Page 42 of The Hideaway


Font Size:  

"I found some wine," Banks said, sitting on his chair again and leaning in close to his mother. "Would you like me to prop you up so you can drink it?"

"No, darling," Elizabeth said, one of her bony, veined hands lifting from the bed and floating in midair as she talked with her eyes closed. "I want you to drink it. You need to relax--seriously."

This made Banks howl with laughter, which was never something he was prone to doing. But here was his beloved, frail, dying mother, ordering him to bring her a glass of wine so thathecould drink it and chill out. He laughed until his eyes watered. "Okay, Mama," he finally said, taking a swig of the wine and then puckering up his face. He'd never loved wine.

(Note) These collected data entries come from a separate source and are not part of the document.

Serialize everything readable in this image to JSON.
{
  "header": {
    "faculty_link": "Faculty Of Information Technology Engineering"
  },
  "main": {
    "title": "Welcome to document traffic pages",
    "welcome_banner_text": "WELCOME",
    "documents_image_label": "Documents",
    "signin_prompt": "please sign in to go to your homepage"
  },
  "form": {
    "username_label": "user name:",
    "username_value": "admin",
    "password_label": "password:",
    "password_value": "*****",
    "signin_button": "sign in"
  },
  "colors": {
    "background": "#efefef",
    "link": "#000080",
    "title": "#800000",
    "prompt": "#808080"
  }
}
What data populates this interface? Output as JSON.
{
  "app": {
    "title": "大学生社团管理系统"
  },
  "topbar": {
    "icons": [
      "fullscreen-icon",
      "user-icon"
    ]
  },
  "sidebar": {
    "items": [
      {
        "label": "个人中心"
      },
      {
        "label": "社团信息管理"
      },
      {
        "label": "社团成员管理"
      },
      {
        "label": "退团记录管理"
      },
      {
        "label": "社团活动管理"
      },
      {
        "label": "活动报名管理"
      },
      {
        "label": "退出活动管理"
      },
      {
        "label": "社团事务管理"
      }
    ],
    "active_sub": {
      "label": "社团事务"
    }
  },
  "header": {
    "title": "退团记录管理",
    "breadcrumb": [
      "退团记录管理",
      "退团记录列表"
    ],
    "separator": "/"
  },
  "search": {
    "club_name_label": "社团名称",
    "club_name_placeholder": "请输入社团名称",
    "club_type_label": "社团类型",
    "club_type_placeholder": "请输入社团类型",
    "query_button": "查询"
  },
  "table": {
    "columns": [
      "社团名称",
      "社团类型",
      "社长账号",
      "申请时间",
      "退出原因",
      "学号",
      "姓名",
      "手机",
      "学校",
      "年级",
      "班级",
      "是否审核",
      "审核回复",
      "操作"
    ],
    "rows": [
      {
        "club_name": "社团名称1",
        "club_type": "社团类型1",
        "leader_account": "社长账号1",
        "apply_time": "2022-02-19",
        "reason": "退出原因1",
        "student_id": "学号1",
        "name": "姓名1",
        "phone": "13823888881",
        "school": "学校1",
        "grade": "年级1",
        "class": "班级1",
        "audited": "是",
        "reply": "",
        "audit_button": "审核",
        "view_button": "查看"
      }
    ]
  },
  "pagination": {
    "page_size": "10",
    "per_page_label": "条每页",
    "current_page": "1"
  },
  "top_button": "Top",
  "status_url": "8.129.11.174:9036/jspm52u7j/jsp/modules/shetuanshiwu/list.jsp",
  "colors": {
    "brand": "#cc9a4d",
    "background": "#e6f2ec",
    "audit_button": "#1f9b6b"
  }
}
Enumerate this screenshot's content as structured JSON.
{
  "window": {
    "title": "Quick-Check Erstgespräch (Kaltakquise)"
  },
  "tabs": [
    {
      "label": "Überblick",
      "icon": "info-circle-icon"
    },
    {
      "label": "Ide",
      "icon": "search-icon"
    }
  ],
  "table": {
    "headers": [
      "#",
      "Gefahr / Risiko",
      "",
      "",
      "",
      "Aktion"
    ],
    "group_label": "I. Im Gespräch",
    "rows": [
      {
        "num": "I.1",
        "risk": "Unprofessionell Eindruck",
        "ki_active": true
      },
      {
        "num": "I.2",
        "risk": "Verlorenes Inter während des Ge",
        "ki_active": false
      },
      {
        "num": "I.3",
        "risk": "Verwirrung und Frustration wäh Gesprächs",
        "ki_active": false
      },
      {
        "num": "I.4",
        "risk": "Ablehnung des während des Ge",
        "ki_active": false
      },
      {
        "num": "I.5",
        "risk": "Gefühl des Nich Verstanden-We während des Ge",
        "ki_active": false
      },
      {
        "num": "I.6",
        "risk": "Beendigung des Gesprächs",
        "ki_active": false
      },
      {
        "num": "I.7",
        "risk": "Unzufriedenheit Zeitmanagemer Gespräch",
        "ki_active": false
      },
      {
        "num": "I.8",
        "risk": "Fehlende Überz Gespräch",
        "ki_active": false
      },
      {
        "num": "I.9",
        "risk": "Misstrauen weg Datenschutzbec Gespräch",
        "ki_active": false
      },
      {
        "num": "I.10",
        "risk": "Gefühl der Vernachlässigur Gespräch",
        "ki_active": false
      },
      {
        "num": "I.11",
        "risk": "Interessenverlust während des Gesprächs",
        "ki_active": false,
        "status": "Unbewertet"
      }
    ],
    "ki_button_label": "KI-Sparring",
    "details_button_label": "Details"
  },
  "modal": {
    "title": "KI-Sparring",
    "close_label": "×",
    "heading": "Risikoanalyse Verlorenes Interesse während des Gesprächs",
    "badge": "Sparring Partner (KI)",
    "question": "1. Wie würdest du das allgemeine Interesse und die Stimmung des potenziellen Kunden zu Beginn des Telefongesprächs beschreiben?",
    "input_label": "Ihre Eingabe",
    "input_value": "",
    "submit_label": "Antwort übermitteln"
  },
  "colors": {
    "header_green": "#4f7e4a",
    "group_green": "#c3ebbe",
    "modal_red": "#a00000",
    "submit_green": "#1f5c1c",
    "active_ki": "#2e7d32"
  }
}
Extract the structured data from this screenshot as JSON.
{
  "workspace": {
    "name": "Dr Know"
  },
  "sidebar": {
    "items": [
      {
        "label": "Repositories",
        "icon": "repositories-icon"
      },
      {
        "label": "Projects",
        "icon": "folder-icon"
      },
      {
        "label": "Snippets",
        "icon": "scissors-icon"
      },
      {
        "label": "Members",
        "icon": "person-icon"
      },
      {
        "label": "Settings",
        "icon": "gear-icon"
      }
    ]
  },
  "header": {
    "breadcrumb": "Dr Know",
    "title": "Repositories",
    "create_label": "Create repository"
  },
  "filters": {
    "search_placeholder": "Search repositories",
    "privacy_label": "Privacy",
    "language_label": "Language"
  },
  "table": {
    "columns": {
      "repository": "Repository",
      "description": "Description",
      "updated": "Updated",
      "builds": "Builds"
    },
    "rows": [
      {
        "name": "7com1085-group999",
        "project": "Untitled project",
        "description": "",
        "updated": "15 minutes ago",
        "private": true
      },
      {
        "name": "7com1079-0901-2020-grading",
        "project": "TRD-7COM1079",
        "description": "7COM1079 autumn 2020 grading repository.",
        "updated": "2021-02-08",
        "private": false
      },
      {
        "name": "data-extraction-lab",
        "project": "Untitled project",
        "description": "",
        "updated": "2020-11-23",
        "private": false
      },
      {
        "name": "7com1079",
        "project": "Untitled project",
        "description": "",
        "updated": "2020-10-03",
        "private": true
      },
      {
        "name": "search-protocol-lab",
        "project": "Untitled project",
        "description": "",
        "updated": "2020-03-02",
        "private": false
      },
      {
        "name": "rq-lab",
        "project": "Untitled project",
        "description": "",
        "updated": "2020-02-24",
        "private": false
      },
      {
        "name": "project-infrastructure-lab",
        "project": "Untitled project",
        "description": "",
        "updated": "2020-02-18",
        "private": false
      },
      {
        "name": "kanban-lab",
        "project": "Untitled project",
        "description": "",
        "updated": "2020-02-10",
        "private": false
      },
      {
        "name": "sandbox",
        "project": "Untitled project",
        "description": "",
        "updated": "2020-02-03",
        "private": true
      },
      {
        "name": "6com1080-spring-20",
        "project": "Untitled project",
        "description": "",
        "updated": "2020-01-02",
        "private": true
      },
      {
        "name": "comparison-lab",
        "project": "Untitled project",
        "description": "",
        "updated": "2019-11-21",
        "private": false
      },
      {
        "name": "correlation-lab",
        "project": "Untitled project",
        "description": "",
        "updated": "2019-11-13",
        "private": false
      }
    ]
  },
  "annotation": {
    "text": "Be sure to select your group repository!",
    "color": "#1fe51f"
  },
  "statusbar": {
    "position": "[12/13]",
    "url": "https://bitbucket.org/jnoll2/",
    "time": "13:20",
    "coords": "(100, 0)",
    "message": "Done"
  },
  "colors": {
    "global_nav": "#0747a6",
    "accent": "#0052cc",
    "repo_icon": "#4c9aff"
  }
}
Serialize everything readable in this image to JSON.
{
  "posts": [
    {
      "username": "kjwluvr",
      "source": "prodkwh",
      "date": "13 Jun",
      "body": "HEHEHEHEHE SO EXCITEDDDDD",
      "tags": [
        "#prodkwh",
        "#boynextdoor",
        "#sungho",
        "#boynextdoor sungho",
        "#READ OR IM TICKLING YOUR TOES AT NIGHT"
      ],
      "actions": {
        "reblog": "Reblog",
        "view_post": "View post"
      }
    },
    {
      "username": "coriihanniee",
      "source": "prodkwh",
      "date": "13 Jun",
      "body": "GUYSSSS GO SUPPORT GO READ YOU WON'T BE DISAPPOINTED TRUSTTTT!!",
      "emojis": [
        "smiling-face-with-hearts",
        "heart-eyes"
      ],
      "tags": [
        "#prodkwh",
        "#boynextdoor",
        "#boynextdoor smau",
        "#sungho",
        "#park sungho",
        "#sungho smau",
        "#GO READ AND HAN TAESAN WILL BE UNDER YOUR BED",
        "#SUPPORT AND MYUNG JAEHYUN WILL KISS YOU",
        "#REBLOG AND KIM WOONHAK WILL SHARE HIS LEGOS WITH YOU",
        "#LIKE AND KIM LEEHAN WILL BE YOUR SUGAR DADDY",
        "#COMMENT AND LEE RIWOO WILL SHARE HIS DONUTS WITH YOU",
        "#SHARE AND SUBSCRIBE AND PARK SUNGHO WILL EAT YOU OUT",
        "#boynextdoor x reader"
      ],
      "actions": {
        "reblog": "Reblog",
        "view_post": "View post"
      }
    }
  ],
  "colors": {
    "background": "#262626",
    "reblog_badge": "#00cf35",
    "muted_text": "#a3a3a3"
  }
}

"Now listen to me," Elizabeth said. Her eyes flew open and she turned her head to look at Banks, focusing in on him with the intensity of a thousand suns. "There are so many things in life worth living for, my darling boy. So, so many. Fresh pancakes. A rainy spring day with the windows open and candles burning inside the house. A pile of warm laundry. A Christmas tree with shiny, wrapped packages nestled beneath it and all the children in the house asleep. The first time you kiss the person who you don't even know is about to become the love of your life. And, my god, Henry,your children."

Banks sat next to her, listening intently. This was the most alert and awake that she'd been in days.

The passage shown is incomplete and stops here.